Quick Start Notebook
This PR contains the quick_start.ipynb showcasing various functionalities of the package alongside a clear comparison of methods. While working on this notebook, I improved the package code/docstring and fixed some bugs. These changes are directly pushed to the main branch so that we can move faster with our release. The method comparison figures (selecting from one cluster) have been added to the paper. There is still some work that needs to be done.
@marco-2023, can you please:
- Complete the two
TODOitems comparing the sections through diversity measures. - Add an example of the selection method.
- Review this notebook (feel free to go ahead and make changes and push to this branch).
@maximilianvz, can you please review this PR and share any comments you have on the notebook?
@FarnazH @maximilianvz I went through the notebook and:
- Added a function to render the tables (list of lists) as markdown cells
- Completed the TODO items
- Added an example of selection using the n-similarity methods
- Used the n-similarity methods to compute diversity in one case. (this is extra and would like your opinion on this).
Can you tell me what you think about it after a quick look?
- Should we calculate 4. for all selections or not use it altogether?
- All n-similarity methods selected the same points. According to Ramon, this is to be expected due to the (low) dimensionality of the problem at hand. Should we just use one then?
Several things to note are:
- I was only able to use two diversity measures from the
diversitymodule. The rest need binary chains as elements. - The documentation of the n-similarity methods is not being generated on the website.
@FarnazH and @marco-2023, I have several comments:
- There are some typos in the notebook (I may have missed some, so I encourage others to check for this, too):
- On 9 occasions, "medoid" is misspelled as "mediod".

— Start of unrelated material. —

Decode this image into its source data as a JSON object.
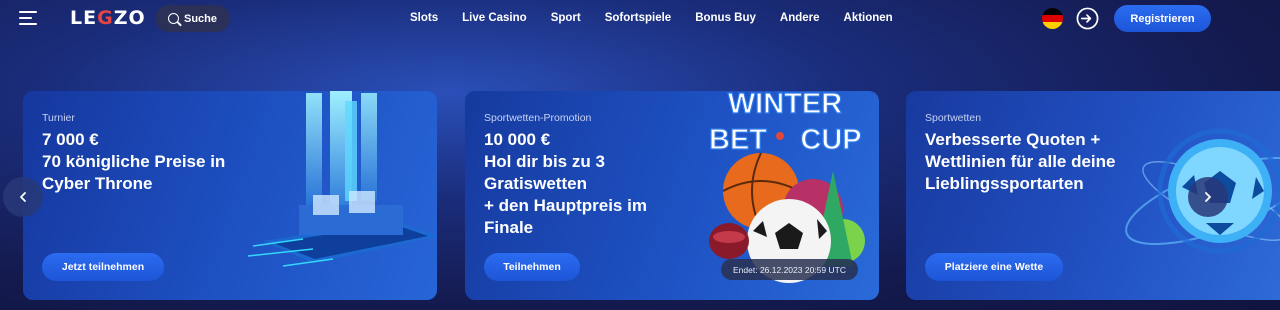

- In the explanation under Example 1: MaxMin Selector, it is stated that "This can a user-defined function or a
sklearn.metrics.pairwise_distancesfunction". This needs to be changed to "This can BE a user-defined function or asklearn.metrics.pairwise_distancesfunction". - In the documentation for the
render_tablefunction, the following is said: "The data to be rendered in a table, each inner list represents a row with the first row being the header. All" I believe the trailing "All" was written mistakenly.
- In this part of the notebook, the header is "N-Similarity based methods". However, the title of the plot in this section is "Comparing (N)Similarity-Based Selectors". I'd appreciate consistency in how "N-Similarity Based"/"(N)Similarity-Based" is written throughout the notebook:
- There is a warning in this part of the notebook (which doesn't seem to affect performance) that would be nice to have removed:
- This is a small thing, but for new users, it may be helpful to include a sentence at the end of the explanation here that clarifies that larger values for
logdetand smaller values forwdudcorrespond to greater diversity.
-
When comparing multiple selection methods on data within a single cluster, comparisons of selection diversity are given for distance-based, partition-based, and N-similarity-based methods. However, in the latter half of the notebook, where selection is done for data with multiple clusters, there is no such diversity comparison performed. It would probably be best to add this.
-
@marco-2023, you would know more about this than me, but you point out that the selected sets are the same for all similarity indices, which is a consequence of the data being low-dimensional. I assume this is unavoidable if we're using 2-dimensional data (which was done so things could be easily visualized), but I'm not sure how effectively this conveys the usefulness of the various similarity indices of the N-similarity-based methods offered by the package. It may not be worth the effort (i.e., I'm not adamant that things need to be changed here), but perhaps we could use a higher-dimensional example and sacrifice visualization in instances where we want to showcase the N-similarity-based methods and how indices affect diversity. If this were done, we should include a note warning that the choice of similarity index won't affect selection diversity when working in low-dimensional space. Alternatively, we can just use one similarity index and provide this warning.
- (this is unrelated to the notebook) @FarnazH, correct me if I'm wrong, but I believe we should update the documentation of
OptiSim, which currently states that the medoid centre is chosen as the initial point. LikeDISE,OptiSimhas aref-indexargument with a default value of zero, so it isn't guaranteed that the medoid center is the initial point (in most cases, I'd imagine it won't be):
When computing diversity, a distance matrix is used. We should use the feature matrix instead I think.